Pernyataan tersebut memang ada benarnya. Namun, hal itu dapat dihindari jika empeng digunakan secara bijak. Penggunaan empeng secara bijak justru dapat meningkatkan kualitas menyusui. Jika empeng dapat menenangkan bayi, maka Anda dapat menikmati tidur tanpa harus terganggu. Iringi dengan istirahat yang cukup, tubuh dan pikiran Anda akan lebih segar, sehingga dapat meningkatkan produksi ASI.

Sebaiknya, hindari penggunaan empeng sebelum bayi Anda memiliki pola menyusu yang stabil, biasanya hingga usia 1 bulan, agar bayi menguasai terlebih dahulu teknik menyusu. Jangan berikan empeng untuk menunda waktu menyusui. Sebelum memberikan empeng, pastikan bayi Anda tidak sedang lapar.

 

Empeng dapat merusak struktur gigi

Jika bayi Anda hanya sesekali menggunakan empeng dan hanya sampai usia 1 tahun, maka Anda tidak perlu khawatir dengan perkembangan giginya. Namun, jika anak adalah pengempeng aktif, sebaiknya segera lakukan penyapihan agar perkembangan giginya tumbuh secara normal.

 

Si kecil susah lepas dari empengnya

Usahakan untuk mulai menyapih si kecil dari empeng sebelum anak berusia 1 tahun. Sebenarnya, kebanyakan bayi akan mengurangi sendiri ketergantungannya pada empeng sekitar usia 6-9 bulan. Karena, saat usia tersebut bayi lebih tertarik pada hal-hal lain. Jangan perlihatkan empeng lagi saat bayi Anda menunjukkan tanda-tanda tidak atau kurang tertarik pada empengnya.

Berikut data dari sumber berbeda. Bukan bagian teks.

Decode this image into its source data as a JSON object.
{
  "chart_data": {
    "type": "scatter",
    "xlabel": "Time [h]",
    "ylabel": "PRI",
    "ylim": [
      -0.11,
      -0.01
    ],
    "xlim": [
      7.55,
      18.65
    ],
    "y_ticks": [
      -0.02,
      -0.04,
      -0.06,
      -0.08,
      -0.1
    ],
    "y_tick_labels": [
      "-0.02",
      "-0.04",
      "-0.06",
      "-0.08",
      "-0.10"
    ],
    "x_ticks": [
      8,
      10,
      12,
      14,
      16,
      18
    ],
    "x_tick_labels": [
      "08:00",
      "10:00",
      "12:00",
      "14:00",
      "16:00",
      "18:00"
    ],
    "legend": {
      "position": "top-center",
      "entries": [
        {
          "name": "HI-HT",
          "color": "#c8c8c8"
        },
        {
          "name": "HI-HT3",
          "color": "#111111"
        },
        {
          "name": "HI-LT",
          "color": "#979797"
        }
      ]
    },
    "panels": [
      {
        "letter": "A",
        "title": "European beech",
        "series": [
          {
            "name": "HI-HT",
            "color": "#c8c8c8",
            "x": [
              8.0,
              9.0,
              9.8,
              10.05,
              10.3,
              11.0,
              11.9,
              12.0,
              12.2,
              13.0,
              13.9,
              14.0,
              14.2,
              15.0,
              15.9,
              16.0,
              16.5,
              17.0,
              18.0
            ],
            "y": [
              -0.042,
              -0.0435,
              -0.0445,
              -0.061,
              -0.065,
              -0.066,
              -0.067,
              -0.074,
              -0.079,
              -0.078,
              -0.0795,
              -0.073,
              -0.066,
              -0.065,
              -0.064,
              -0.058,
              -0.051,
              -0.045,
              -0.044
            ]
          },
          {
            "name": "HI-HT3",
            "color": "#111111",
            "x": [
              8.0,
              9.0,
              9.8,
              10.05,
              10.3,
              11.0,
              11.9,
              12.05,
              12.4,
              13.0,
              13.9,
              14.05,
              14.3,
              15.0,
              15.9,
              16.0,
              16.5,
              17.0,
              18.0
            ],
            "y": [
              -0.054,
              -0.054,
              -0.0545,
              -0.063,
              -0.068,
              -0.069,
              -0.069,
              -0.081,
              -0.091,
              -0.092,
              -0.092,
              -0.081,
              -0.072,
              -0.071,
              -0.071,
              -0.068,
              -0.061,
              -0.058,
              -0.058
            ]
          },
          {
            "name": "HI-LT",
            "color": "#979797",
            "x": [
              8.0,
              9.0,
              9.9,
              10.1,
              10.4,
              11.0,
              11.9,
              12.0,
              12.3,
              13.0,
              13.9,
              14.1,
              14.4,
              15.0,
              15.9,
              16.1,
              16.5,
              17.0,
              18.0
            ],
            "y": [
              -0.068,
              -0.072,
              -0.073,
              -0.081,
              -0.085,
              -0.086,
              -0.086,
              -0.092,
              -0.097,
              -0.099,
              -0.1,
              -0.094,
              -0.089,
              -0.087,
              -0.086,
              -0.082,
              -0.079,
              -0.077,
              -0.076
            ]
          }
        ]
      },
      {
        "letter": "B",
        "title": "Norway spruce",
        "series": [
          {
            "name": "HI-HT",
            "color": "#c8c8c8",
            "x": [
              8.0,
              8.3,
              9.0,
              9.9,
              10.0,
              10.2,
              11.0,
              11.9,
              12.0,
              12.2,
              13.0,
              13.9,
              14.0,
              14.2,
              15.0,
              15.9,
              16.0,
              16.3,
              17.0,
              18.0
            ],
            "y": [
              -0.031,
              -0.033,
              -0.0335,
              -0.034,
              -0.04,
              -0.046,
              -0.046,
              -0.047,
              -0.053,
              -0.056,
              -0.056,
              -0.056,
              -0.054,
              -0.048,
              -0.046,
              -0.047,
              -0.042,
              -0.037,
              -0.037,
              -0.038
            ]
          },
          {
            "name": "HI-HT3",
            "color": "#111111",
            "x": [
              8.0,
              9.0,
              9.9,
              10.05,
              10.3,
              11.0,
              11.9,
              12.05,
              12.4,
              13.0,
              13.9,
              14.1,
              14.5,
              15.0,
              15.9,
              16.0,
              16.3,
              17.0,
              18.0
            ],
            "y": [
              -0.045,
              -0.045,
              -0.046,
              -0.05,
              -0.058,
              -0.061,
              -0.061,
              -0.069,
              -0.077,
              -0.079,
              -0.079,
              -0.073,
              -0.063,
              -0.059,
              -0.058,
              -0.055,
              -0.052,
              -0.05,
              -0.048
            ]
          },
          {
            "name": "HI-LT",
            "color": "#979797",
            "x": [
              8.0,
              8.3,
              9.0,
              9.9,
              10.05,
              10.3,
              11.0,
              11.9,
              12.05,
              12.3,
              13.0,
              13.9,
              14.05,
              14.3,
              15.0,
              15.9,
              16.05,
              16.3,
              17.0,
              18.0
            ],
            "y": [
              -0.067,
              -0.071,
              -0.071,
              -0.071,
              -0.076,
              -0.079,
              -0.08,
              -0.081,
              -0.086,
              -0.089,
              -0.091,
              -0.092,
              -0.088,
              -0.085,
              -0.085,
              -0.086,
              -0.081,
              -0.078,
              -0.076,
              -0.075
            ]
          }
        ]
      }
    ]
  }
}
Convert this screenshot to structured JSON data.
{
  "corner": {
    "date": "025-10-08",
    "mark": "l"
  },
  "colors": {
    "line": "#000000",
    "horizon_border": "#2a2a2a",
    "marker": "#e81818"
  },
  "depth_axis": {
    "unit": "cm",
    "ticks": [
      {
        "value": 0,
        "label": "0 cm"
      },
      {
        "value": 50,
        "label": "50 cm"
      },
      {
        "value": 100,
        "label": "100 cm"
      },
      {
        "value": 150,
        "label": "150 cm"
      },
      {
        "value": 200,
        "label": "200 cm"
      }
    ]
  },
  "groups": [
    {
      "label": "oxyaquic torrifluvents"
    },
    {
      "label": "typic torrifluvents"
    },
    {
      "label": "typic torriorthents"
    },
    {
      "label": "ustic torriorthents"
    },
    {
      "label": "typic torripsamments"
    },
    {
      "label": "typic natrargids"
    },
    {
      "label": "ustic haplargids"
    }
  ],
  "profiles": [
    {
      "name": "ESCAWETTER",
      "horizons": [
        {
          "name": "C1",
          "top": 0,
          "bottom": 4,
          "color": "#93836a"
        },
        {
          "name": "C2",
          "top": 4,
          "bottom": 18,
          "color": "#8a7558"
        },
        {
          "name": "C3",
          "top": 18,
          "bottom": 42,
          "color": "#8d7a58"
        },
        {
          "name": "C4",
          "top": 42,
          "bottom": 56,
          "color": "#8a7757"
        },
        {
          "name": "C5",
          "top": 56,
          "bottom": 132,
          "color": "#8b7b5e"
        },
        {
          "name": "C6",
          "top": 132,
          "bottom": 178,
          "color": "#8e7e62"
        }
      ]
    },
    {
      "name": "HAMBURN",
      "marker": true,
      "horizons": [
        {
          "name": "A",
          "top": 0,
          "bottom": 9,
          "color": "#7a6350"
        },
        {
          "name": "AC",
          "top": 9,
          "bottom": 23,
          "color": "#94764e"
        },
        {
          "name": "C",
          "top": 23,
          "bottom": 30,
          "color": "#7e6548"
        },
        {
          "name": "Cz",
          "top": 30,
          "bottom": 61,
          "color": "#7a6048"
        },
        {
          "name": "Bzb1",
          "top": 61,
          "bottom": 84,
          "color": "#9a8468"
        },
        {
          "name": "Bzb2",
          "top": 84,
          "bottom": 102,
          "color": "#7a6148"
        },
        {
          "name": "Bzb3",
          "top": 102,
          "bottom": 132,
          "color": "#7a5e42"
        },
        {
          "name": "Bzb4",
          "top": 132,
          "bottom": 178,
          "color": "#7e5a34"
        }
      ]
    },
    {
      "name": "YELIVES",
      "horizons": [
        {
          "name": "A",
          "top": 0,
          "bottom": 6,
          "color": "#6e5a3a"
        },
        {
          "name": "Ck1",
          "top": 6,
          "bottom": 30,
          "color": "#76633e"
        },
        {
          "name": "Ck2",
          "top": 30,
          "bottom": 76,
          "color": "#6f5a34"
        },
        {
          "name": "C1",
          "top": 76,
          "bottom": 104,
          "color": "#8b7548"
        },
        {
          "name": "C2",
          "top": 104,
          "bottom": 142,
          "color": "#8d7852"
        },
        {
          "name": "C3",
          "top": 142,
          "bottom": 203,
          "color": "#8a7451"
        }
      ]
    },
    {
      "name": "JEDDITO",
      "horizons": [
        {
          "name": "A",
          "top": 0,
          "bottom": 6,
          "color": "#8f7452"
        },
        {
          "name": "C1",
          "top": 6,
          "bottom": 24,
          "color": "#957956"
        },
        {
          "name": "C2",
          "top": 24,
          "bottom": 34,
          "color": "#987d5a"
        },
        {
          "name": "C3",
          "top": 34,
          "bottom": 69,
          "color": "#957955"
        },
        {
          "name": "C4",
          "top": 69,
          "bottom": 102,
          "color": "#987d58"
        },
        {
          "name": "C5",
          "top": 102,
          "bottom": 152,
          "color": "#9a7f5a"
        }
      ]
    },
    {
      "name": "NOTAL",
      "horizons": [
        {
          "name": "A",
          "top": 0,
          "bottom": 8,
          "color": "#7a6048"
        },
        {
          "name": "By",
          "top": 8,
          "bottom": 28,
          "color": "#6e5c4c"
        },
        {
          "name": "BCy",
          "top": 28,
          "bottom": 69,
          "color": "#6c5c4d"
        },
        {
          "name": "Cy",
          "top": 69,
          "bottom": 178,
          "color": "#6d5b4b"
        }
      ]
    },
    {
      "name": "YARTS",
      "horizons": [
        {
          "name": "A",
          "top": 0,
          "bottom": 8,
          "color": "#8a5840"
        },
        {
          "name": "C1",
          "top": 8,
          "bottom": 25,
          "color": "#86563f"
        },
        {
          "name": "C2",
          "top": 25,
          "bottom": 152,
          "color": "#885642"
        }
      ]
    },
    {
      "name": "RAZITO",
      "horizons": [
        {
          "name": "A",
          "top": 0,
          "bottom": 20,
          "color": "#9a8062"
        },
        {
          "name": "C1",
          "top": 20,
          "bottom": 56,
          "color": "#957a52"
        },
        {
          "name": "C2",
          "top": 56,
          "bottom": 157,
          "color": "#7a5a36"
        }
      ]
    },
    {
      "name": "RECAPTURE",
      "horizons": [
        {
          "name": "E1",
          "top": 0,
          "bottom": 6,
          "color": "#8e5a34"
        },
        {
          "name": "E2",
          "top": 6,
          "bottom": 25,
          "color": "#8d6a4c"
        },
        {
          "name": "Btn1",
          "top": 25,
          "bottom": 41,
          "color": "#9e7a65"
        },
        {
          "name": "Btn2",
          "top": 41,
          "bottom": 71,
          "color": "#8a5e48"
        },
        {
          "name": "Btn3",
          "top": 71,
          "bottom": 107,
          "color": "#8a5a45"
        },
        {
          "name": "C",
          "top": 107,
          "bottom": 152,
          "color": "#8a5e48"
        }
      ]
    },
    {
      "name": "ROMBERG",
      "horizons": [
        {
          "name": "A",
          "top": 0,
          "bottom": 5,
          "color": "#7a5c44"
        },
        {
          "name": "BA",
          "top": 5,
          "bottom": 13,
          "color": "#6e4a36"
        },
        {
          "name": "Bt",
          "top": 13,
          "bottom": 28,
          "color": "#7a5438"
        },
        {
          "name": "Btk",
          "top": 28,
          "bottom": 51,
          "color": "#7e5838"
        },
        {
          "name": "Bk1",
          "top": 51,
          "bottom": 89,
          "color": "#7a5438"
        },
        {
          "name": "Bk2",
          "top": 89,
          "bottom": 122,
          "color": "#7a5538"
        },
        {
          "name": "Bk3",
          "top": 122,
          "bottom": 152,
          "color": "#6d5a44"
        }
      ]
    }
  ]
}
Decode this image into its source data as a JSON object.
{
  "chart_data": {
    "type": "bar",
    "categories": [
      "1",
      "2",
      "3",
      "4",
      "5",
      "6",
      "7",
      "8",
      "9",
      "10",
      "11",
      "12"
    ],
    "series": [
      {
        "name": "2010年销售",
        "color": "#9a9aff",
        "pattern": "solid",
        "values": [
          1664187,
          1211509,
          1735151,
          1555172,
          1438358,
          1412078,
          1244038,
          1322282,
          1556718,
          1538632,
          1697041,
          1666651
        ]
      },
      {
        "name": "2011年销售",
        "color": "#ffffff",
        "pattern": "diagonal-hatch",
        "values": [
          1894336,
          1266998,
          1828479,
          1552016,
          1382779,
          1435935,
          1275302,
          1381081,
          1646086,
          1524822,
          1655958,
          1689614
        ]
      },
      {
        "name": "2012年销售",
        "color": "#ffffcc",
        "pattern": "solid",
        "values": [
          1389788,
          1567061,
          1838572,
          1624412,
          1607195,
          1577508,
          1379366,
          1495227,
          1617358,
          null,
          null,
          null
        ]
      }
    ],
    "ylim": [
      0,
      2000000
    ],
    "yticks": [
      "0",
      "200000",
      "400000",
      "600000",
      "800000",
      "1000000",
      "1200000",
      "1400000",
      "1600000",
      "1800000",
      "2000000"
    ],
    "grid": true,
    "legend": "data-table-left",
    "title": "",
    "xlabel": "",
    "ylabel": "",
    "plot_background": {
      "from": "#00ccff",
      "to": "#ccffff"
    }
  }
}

Jangan pula membiasakan memberikan empeng sebelum tidur malamnya. Ciptakan kebiasaan lain, seperti membaca buku cerita, menyanyikan lagu pengantar tidur sebagai rutinitas tidurnya.

 

Penggunaan empeng dapat menghambat perkembangan kemampuan verbal

Intensitas dan frekuensi mengempeng bayi yang tinggi, membuat bayi lebih asik 'mengenyot' daripada berceloteh. Dengan begitu, kemampuan berbahasanya akan terhambat. Jangan berikan empeng saat bayi dalam keadaan terjaga dan motivasi bayi untuk mengeksplorasi lingkungan sekitarnya.

 

Penggunaan dot bayi atau empeng dapat Anda lakukan saat bayi berusia 2-3 bulan atau setidaknya 1 bulan. Sebaiknya, cobalah cara-cara lain terlebih dahulu untuk menenangkan dan membuat si kecil nyaman sebelum memberikan empeng. Hal terpenting adalah batasi penggunaan empeng agar anak tidak mengalami ketergantungan terus-menerus.